Luodian / Otter

🦦 Otter, a multi-modal model based on OpenFlamingo (open-sourced version of DeepMind's Flamingo), trained on MIMIC-IT and showcasing improved instruction-following and in-context learning ability.
https://otter-ntu.github.io/
MIT License
3.54k stars 242 forks source link

Question about SD format dataset, multi-batch && variable length frame T (train) #255

Closed xmc-andy closed 12 months ago

xmc-andy commented 12 months ago

Thank you for your great work! I am doing a single prompt-multiple image input task, I have read all the questions and answers, and found similar questions, according to the question instructions, I try to convert the dataset to SD format, and when batchsize=1, the model can Training, but when batchsize is set to >1, the following error occurs:

batch["net_input"]["patch_images"] = torch.stack([sample["patch_images"] for sample in samples], dim=0) RuntimeError: stack expects each tensor to be equal size, but got [1, 1, 3, 224, 224] at entry 0 and [1, 2, 3, 224, 224] at entry 1

For variable-length image input, is there a way to set the batchsize to be greater than 1?
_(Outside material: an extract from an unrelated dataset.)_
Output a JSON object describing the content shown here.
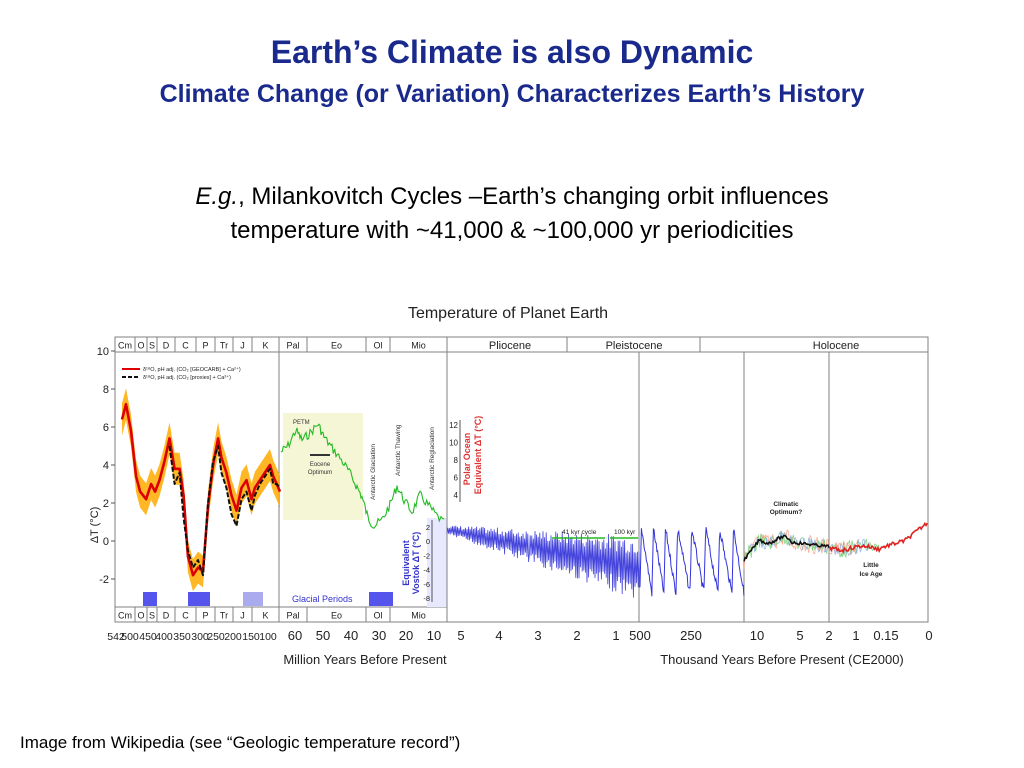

Luodian commented 12 months ago

hi, are you use your own dataset?

you can only stack two same shape tensor into a batch.

So you want to train them together, you may use different dataloader for variable length frame T. In our SD, the input are all in a two images format.

xmc-andy commented 12 months ago

Thanks for your quick reply! Yes, I am using my own dataset, and I am now trying to find a way to perform a collate_fn-like process on input images of different lengths to enable multi-batchsize processing. What is the impact of batchsize=1 and >1 on the training results in my case?